When you take the game Air Baron to it’s roots, there is a lot of luck involved. You can’t be as aggressive with your purchases if you start the game in the first position and have $2. You can go after a $1 spoke and hope you get the hub pulled during the round. You may decide to pay $2 for a $1 government contract and end up making $40 on it. You may end up spending $10 on a $5 contract and not see a dollar from it. You can make all the wise purchases on the board, but in the end if your chits aren’t pulled frequently enough it’s tough to compete.
This is what makes Air Baron a particularly frustrating game for some gamers. You think you have things going your way and you get hit with the crash chit and the fuel hike chit in back to back turns. You see all your good paying chits pulled during a recession. You lose valuable payments sitting dormant in fare wars. Sometimes you go many turns without seeing any payouts. Some of these scenarios while still based on luck, can be avoided based on your strategy – which is why I’ve decided to post this.
The thing that makes this game great in my opinion is the fact that no matter how up you are, you can easily lose. No matter how low you are, you can still win. I’ve been in a longer game where a player went bankrupt twice and still came back and won the game by taking $60 loans, going into fare wars and winning certain hubs.

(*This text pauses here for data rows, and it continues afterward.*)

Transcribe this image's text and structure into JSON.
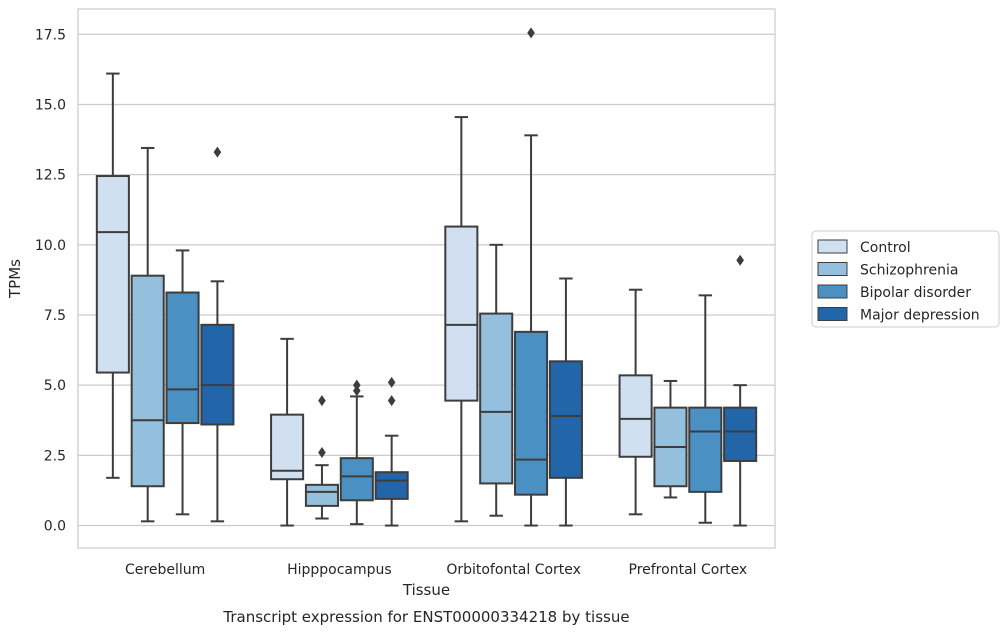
{
  "chart_data": {
    "type": "box",
    "title": "",
    "caption": "Transcript expression for ENST00000334218 by tissue",
    "xlabel": "Tissue",
    "ylabel": "TPMs",
    "ylim": [
      -0.8,
      18.4
    ],
    "yticks": [
      0.0,
      2.5,
      5.0,
      7.5,
      10.0,
      12.5,
      15.0,
      17.5
    ],
    "ytick_labels": [
      "0.0",
      "2.5",
      "5.0",
      "7.5",
      "10.0",
      "12.5",
      "15.0",
      "17.5"
    ],
    "grid": "horizontal",
    "legend_position": "right",
    "categories": [
      "Cerebellum",
      "Hipppocampus",
      "Orbitofontal Cortex",
      "Prefrontal Cortex"
    ],
    "series": [
      {
        "name": "Control",
        "color": "#d0e0f0",
        "boxes": [
          {
            "whisker_low": 1.7,
            "q1": 5.45,
            "median": 10.45,
            "q3": 12.45,
            "whisker_high": 16.1,
            "outliers": []
          },
          {
            "whisker_low": 0.0,
            "q1": 1.65,
            "median": 1.95,
            "q3": 3.95,
            "whisker_high": 6.65,
            "outliers": []
          },
          {
            "whisker_low": 0.15,
            "q1": 4.45,
            "median": 7.15,
            "q3": 10.65,
            "whisker_high": 14.55,
            "outliers": []
          },
          {
            "whisker_low": 0.4,
            "q1": 2.45,
            "median": 3.8,
            "q3": 5.35,
            "whisker_high": 8.4,
            "outliers": []
          }
        ]
      },
      {
        "name": "Schizophrenia",
        "color": "#94c0dd",
        "boxes": [
          {
            "whisker_low": 0.15,
            "q1": 1.4,
            "median": 3.75,
            "q3": 8.9,
            "whisker_high": 13.45,
            "outliers": []
          },
          {
            "whisker_low": 0.25,
            "q1": 0.7,
            "median": 1.2,
            "q3": 1.45,
            "whisker_high": 2.15,
            "outliers": [
              2.6,
              4.45
            ]
          },
          {
            "whisker_low": 0.35,
            "q1": 1.5,
            "median": 4.05,
            "q3": 7.55,
            "whisker_high": 10.0,
            "outliers": []
          },
          {
            "whisker_low": 1.0,
            "q1": 1.4,
            "median": 2.8,
            "q3": 4.2,
            "whisker_high": 5.15,
            "outliers": []
          }
        ]
      },
      {
        "name": "Bipolar disorder",
        "color": "#4b90c3",
        "boxes": [
          {
            "whisker_low": 0.4,
            "q1": 3.65,
            "median": 4.85,
            "q3": 8.3,
            "whisker_high": 9.8,
            "outliers": []
          },
          {
            "whisker_low": 0.05,
            "q1": 0.9,
            "median": 1.75,
            "q3": 2.4,
            "whisker_high": 4.6,
            "outliers": [
              4.8,
              5.0
            ]
          },
          {
            "whisker_low": 0.0,
            "q1": 1.1,
            "median": 2.35,
            "q3": 6.9,
            "whisker_high": 13.9,
            "outliers": [
              17.55
            ]
          },
          {
            "whisker_low": 0.1,
            "q1": 1.2,
            "median": 3.35,
            "q3": 4.2,
            "whisker_high": 8.2,
            "outliers": []
          }
        ]
      },
      {
        "name": "Major depression",
        "color": "#2265a8",
        "boxes": [
          {
            "whisker_low": 0.15,
            "q1": 3.6,
            "median": 5.0,
            "q3": 7.15,
            "whisker_high": 8.7,
            "outliers": [
              13.3
            ]
          },
          {
            "whisker_low": 0.0,
            "q1": 0.95,
            "median": 1.6,
            "q3": 1.9,
            "whisker_high": 3.2,
            "outliers": [
              4.45,
              5.1
            ]
          },
          {
            "whisker_low": 0.0,
            "q1": 1.7,
            "median": 3.9,
            "q3": 5.85,
            "whisker_high": 8.8,
            "outliers": []
          },
          {
            "whisker_low": 0.0,
            "q1": 2.3,
            "median": 3.35,
            "q3": 4.2,
            "whisker_high": 5.0,
            "outliers": [
              9.45
            ]
          }
        ]
      }
    ]
  }
}
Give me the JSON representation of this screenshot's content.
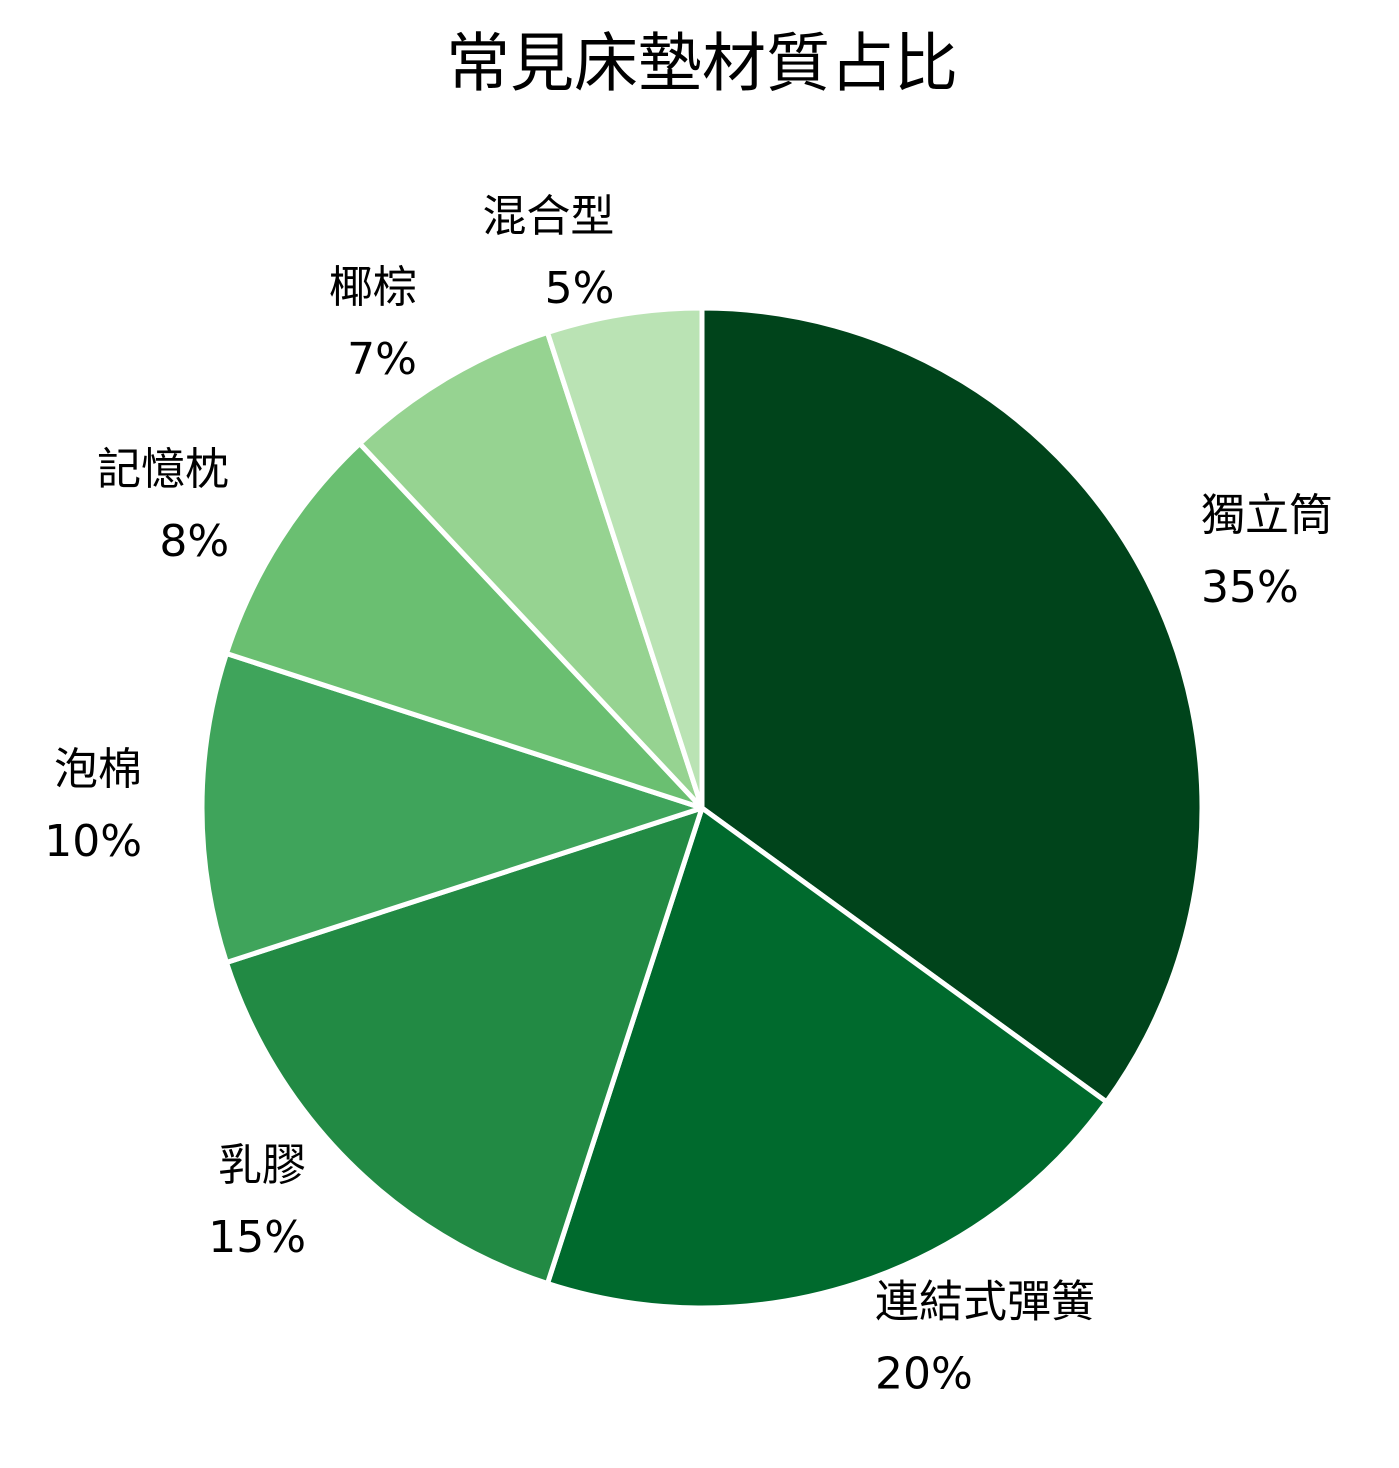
{
  "chart_data": {
    "type": "pie",
    "title": "常見床墊材質占比",
    "categories": [
      "獨立筒",
      "連結式彈簧",
      "乳膠",
      "泡棉",
      "記憶枕",
      "椰棕",
      "混合型"
    ],
    "values": [
      35,
      20,
      15,
      10,
      8,
      7,
      5
    ],
    "value_labels": [
      "35%",
      "20%",
      "15%",
      "10%",
      "8%",
      "7%",
      "5%"
    ],
    "colors": [
      "#00441b",
      "#006a2d",
      "#228a44",
      "#3fa45b",
      "#6abf71",
      "#96d391",
      "#bae3b4"
    ]
  }
}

If you have patience and enough luck to keep the frontrunners just short of winning, you’re always a fuel hike away from a possible new game.
I was browsing the comments section of this game, and wanted to address something. I'm not sure if I really went into it here, but when your chits aren't getting pulled it is frustrating. There is a sense of luck involved in this game, as in many games.
If you have an opponent who is running away with the game because they keep getting paid, keep accumulating properties, and subsequently increasing their liklihood of getting paid in the future - take advantage of the loans. Take $30-$40 in loans, go into fare wars, chip away at their lead. This is a game where it's odd to idly sit by and wait for good things to happen to you. Now, I have won this game by not going into fare wars once and not taking a loan once. That happened one time and it was a 3 player game where I was extremely lucky. Extreme luck doesn't come very often, so you're going to have to make your own luck with this one sometimes. It can be done.